The S3 backend is still built on a SQLite local cache. It is designed around explicit object synchronization, not PostgreSQL-style concurrent writers.

Prefer PostgreSQL when you need high write throughput or many workers writing concurrently.

Benchmark-backed Behavior

The current S3 guidance is directional, but it is already useful for backend selection.

In the current durable queue.drain_fixed_backlog baseline:

  • 1 consumer, batch_size = 1 reaches 6.6 msg/s
  • 1 consumer, batch_size = 50 reaches 325.8 msg/s
  • 4 consumers, batch_size = 50 reaches 265.4 msg/s
  • p95 dequeue latency rises from 79.68 ms to 304.12 ms between those low- and high-contention points
  • p95 archive latency rises from 80.01 ms to 310.38 ms

The important takeaway is the shape:

  • object-store latency dominates this backend
  • larger dequeue batches still help a lot
  • more consumers do not improve throughput and can make it worse
  • the large throughput drop versus PostgreSQL is broadly in line with the much higher per-message latency on the durable path

This baseline uses the current local benchmark harness rather than live AWS S3:

  • LocalStack + Toxiproxy
  • durability_mode = durable
  • injected latency 60 ms, jitter 0 ms
  • prefill_jobs = 500

Treat the numbers as "how S3Store behaves under an object-storage latency envelope" rather than as a cloud-provider guarantee.

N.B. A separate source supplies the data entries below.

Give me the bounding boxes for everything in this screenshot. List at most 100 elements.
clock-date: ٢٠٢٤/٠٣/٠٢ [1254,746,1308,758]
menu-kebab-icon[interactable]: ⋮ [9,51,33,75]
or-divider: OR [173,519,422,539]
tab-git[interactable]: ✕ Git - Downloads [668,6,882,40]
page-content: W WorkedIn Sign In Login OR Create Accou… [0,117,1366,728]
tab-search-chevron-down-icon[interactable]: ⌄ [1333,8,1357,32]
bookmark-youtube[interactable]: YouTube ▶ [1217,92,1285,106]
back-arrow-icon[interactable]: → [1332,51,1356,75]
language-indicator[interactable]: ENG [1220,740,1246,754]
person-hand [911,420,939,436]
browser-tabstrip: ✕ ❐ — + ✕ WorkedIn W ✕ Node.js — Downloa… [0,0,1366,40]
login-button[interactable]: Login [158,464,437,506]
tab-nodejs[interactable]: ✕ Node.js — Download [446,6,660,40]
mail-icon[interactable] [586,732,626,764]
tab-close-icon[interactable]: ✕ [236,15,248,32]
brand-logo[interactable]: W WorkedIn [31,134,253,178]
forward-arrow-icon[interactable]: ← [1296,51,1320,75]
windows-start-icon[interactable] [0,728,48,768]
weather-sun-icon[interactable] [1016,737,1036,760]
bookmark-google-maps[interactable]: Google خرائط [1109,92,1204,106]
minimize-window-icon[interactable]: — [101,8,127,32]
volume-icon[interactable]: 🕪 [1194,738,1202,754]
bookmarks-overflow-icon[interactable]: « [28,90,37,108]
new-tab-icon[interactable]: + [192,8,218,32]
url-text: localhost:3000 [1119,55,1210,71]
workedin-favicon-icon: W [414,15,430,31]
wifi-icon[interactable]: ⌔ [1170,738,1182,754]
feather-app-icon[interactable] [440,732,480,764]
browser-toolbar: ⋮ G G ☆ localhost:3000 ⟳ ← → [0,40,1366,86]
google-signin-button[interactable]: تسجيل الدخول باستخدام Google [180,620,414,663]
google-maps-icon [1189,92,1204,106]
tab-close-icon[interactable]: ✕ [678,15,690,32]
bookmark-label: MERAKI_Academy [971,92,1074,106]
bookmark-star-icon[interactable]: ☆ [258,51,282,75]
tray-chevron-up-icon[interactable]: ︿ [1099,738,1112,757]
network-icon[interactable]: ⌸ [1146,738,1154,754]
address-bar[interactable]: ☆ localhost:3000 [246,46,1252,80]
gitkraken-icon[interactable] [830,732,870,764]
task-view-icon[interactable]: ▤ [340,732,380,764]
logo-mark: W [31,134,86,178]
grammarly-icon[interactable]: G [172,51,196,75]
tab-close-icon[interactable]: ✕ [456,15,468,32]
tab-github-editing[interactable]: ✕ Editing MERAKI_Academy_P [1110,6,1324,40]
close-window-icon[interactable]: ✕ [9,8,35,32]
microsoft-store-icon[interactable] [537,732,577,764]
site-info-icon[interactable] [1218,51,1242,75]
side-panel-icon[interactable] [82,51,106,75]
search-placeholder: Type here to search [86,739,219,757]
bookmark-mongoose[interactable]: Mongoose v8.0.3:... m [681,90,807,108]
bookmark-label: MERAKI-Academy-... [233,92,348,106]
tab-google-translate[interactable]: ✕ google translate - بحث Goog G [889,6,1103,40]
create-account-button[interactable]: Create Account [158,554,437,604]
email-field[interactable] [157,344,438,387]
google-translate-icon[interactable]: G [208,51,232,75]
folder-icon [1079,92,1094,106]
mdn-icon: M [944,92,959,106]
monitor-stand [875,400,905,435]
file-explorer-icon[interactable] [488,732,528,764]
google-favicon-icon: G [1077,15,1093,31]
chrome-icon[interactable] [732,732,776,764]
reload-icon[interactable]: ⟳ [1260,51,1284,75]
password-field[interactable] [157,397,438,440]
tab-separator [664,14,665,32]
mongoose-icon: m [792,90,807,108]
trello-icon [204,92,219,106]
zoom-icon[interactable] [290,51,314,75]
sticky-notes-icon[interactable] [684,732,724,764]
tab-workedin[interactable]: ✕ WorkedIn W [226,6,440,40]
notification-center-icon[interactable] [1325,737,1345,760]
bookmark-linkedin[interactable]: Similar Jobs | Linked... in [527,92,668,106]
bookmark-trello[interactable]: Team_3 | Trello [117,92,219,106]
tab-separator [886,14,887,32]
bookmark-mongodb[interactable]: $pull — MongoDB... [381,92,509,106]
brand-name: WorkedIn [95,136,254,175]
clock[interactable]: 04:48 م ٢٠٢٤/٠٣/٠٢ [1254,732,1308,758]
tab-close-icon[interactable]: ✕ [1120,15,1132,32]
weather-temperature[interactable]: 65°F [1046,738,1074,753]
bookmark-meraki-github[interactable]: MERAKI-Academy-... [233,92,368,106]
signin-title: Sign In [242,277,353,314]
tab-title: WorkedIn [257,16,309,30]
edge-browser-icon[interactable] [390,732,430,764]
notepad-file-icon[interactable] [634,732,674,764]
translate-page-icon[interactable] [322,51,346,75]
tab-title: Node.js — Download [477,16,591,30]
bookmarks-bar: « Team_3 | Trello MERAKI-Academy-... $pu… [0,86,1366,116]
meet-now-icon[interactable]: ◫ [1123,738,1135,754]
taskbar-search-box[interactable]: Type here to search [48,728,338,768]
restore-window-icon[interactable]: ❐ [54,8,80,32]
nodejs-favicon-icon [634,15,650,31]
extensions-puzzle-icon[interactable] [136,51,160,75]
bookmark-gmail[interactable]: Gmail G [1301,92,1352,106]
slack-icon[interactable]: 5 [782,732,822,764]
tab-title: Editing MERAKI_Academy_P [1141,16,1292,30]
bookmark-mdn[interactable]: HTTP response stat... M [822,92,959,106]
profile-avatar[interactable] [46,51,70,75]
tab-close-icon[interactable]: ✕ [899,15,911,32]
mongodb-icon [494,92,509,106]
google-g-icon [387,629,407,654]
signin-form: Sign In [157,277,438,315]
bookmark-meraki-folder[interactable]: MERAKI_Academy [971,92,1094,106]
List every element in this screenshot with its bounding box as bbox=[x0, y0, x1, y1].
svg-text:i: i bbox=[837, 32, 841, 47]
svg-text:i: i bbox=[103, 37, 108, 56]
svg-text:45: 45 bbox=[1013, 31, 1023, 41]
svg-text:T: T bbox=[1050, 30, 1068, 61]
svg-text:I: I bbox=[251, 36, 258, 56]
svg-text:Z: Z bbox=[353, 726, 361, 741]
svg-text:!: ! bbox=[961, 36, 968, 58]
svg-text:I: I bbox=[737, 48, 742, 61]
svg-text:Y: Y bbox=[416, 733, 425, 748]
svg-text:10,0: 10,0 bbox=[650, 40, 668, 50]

See the benchmark writeup for the exact scenario and caveats:

Operational Model

  • bootstrap() creates the remote state if it does not exist and returns a conflict if it already exists
  • snapshot() pulls remote state into the local cache
  • sync() publishes dirty local state back to S3
  • state() reports whether local and remote state are aligned

Environment Requirements

The S3 backend reads its object store settings from AWS-compatible environment variables:

  • AWS_REGION
  • AWS_ENDPOINT_URL for LocalStack or other S3-compatible endpoints
  • AWS_ACCESS_KEY_ID
  • AWS_SECRET_ACCESS_KEY
  • PGQRS_S3_MODE with durable or local

DSN Examples

s3://my-bucket/queue.sqlite
s3://my-bucket/orders/prod.sqlite

Cargo Feature Configuration

Rust

[dependencies]
# PostgreSQL only (default)
pgqrs = "0.15.3"

# SQLite only
pgqrs = { version = "0.15.3", default-features = false, features = ["sqlite"] }

# Turso only
pgqrs = { version = "0.15.3", default-features = false, features = ["turso"] }

# S3 only
pgqrs = { version = "0.15.3", default-features = false, features = ["s3"] }

# All backends
pgqrs = { version = "0.15.3", features = ["full"] }

Python

Python uses the backend support compiled into the installed wheel or local build.

API Compatibility

All backends implement the same Store trait, so your application code remains unchanged:

// Works with all backends!
async fn process_jobs(store: &impl pgqrs::Store) -> Result<(), pgqrs::Error> {
    pgqrs::dequeue()
        .from("tasks")
        .handle(|msg| async move {
            println!("Processing: {:?}", msg.payload);
            Ok(())
        })
        .execute(store)
        .await
}

Switch backends by changing your DSN:

// PostgreSQL
let store = pgqrs::connect("postgresql://localhost/mydb").await?;

// SQLite
let store = pgqrs::connect("sqlite:///path/to/db.sqlite").await?;

// Turso
let store = pgqrs::connect("turso:///path/to/db.db").await?;

// S3
let store = pgqrs::connect("s3://my-bucket/queue.sqlite").await?;

// Same code works with any backend!